Beyond the opulence of her bourgeois lifestyle and the fiery glamour of her beauty and sexual proclivities lies the conflictual tension of her artistic identity. The much celebrated duality of the “East and West” in her work must neither have been easy to​ manufacture, nor a harmonious blend. Her aggressive and acutely self-conscious stance on how she defines art in her writings also stems from the fact that she was both an insider and an outsider, struggling to carve a distinct path for modern Indian art.

As Geeta Kapur, art historian and critic, says, “The relationship between the notion of tradition, nationalism and modernism was special in India’s post-colonial context.”

Amrita was acerbic in her criticism of the Indian art of her times, dismissive of the Bengal and Bombay schools. She thought Indian art was impoverished by its “cheap emotional appeal” and had “committed the mistake of feeding almost exclusively on the tradition of mythology and romance”.

With the exception of Tagore, who she thought painted well even if he wrote “piddling poetry”, and Raja Ravi Varma, whose style she occasionally liked, Amrita felt everyone gave in to “servility” in art. She saw herself as an individualist evolving a new technique that would be “fundamentally Indian in spirit”. Sadly, she died very young, leaving her project unfinished.

​Some call Amrita​ “the Frida Kahlo of India”. What the two women had in common apart from their Hungarian-Jewish connection ​was perhaps how​ the so-called indigenous streak in their pioneering work stood out from what their contemporaries were doing.

Artist Nalini Malani says she strongly identifies with both the artists even though they are quite different. She points out how Frida’s paintings reflected her Mexican heritage right from the start and she was so politically inclined that she wanted to change her year of birth from 1907 to 1910 so that people would make an association with the year of the Mexican revolution. ​She identified with the Mexican people and wore clothes that would bring her close to the working class.

Amrita, on the other hand, had her servants pose for her and hold her canvas or umbrellas as she painted. “Amrita identified more with the gentry and the upper crust of Indian society,” says Malani.

In her earlier works depicting the poor of India, Amrita borrows Paul Gauguin’s style of painting Tahitians.

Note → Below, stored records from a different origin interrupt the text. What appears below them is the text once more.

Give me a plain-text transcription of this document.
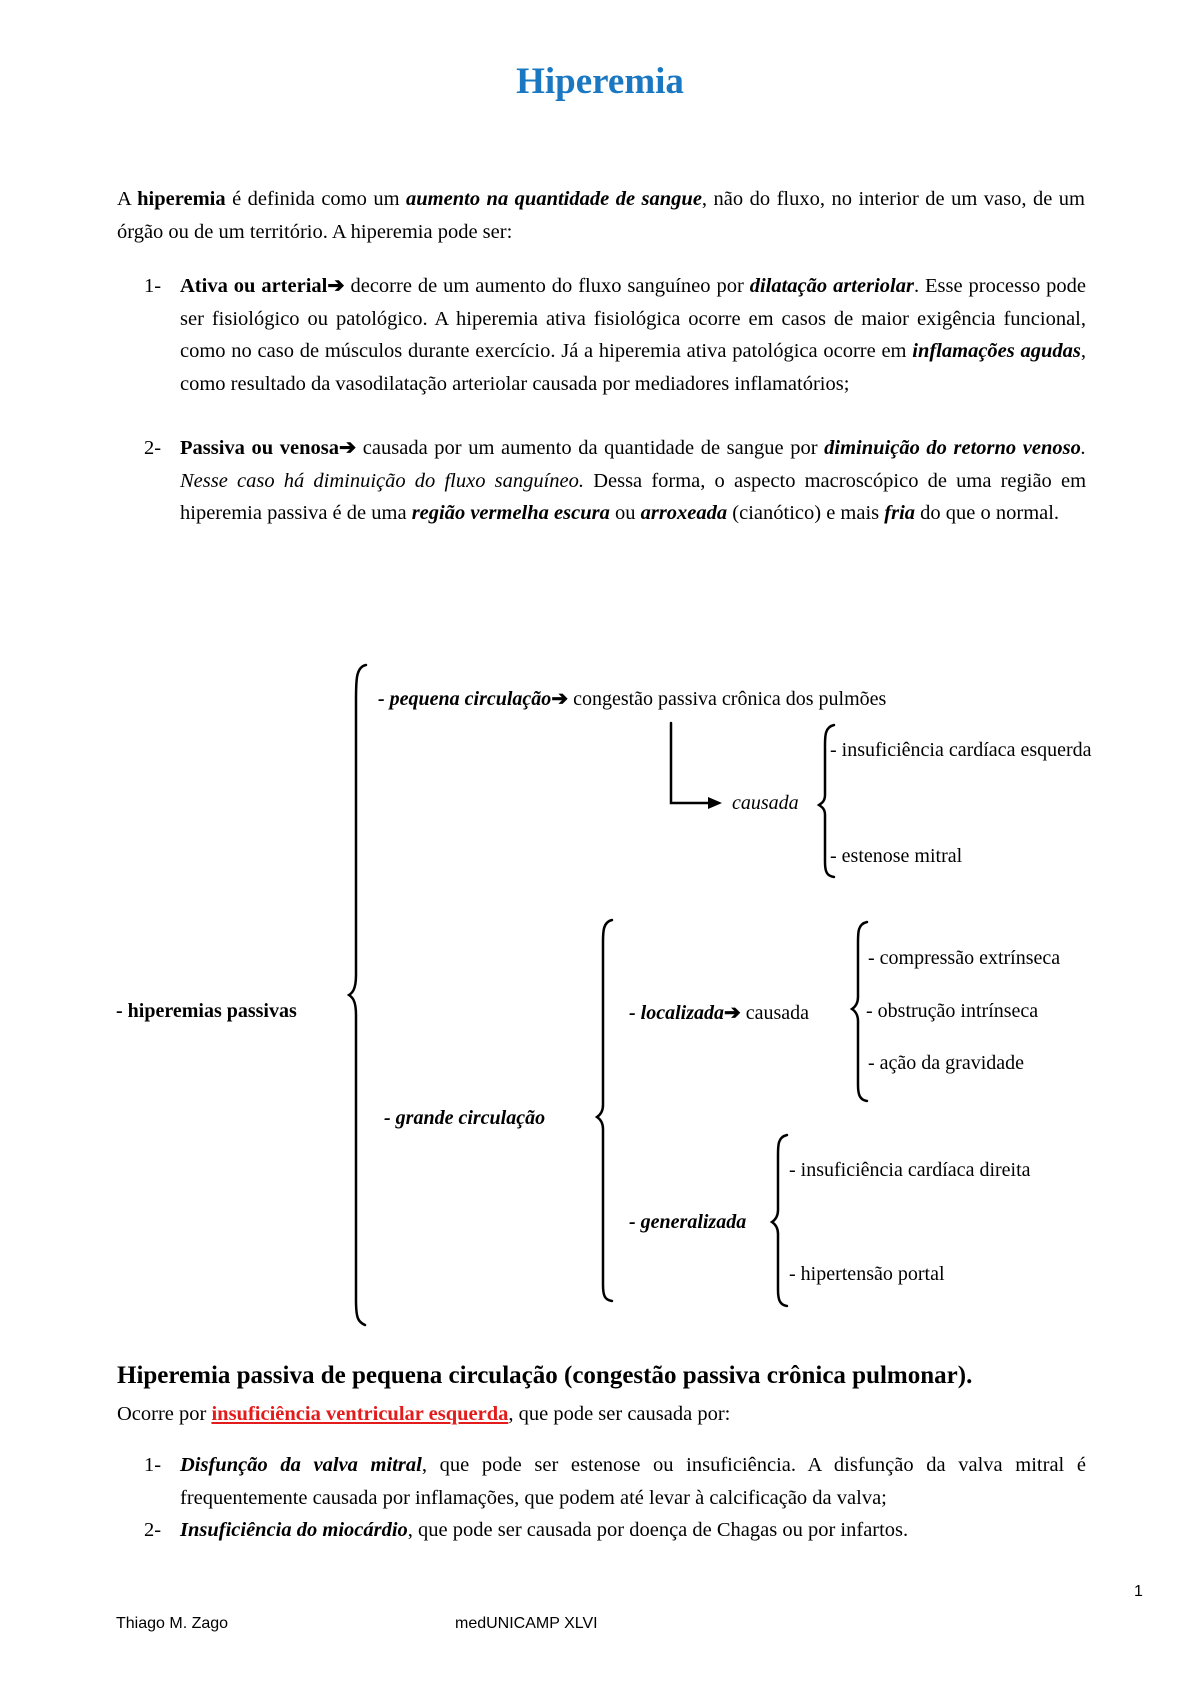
Hiperemia
A hiperemia é definida como um aumento na quantidade de sangue, não do fluxo, no interior de um vaso, de um órgão ou de um território. A hiperemia pode ser:
1- Ativa ou arterial➔ decorre de um aumento do fluxo sanguíneo por dilatação arteriolar. Esse processo pode ser fisiológico ou patológico. A hiperemia ativa fisiológica ocorre em casos de maior exigência funcional, como no caso de músculos durante exercício. Já a hiperemia ativa patológica ocorre em inflamações agudas, como resultado da vasodilatação arteriolar causada por mediadores inflamatórios;
2- Passiva ou venosa➔ causada por um aumento da quantidade de sangue por diminuição do retorno venoso. Nesse caso há diminuição do fluxo sanguíneo. Dessa forma, o aspecto macroscópico de uma região em hiperemia passiva é de uma região vermelha escura ou arroxeada (cianótico) e mais fria do que o normal.
- pequena circulação➔ congestão passiva crônica dos pulmões
causada
- insuficiência cardíaca esquerda
- estenose mitral
- hiperemias passivas
- grande circulação
- localizada➔ causada
- compressão extrínseca
- obstrução intrínseca
- ação da gravidade
- generalizada
- insuficiência cardíaca direita
- hipertensão portal
Hiperemia passiva de pequena circulação (congestão passiva crônica pulmonar).
Ocorre por insuficiência ventricular esquerda, que pode ser causada por:
1- Disfunção da valva mitral, que pode ser estenose ou insuficiência. A disfunção da valva mitral é frequentemente causada por inflamações, que podem até levar à calcificação da valva;
2- Insuficiência do miocárdio, que pode ser causada por doença de Chagas ou por infartos.
1
Thiago M. Zago	medUNICAMP XLVI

“Gauguin provides a way for her to negotiate with this representation of the Indian body,” says Deepak Ananth, an art historian based in Paris who believes “she makes the connection between Tahiti and India because they are both non-European cultures”.

But Amrita goes on to say in one of her letters how her painting Child Wife was “too influenced” by Gauguin and that she had to try and move away.

She said, somewhat naïvely, that she wanted to paint the poor, who were “strangely beautiful​ in their​ ugliness”. This was no doubt a European influence, but painting poor subjects was perhaps also her way of appropriating a way of being that was antithetical to her own. Painting with these models in the garden or the kitchen was perhaps a welcome break from the luxurious but stifling life she led on her father’s estates.

Yet it’s hard to detect any trace of torment in Amrita’s work. The striking stillness and calm of the poor she portrays makes one wonder whether she communicated with her models at all. Amrita was perfectly fluent in English, Punjabi, Hungarian and French, but was still trying to learn basic Hindi.

Art historian Katalin Keserü attributes this lack of upheaval in her depiction of poverty as an influence of Hungarian artist Szőnyi István (1894-1960) who painted peasants standing in front of the house in a quiet, harmonious way.

Amrita Shergill lived in times of great turmoil.

Hitler came to office when she was in Europe, India was in its final years of its struggle for freedom when she came to live here and the threat of the Second World War prevented her from living in Hungary with her husband.

It still remains a mystery, however, as to what Amrita’s political views were.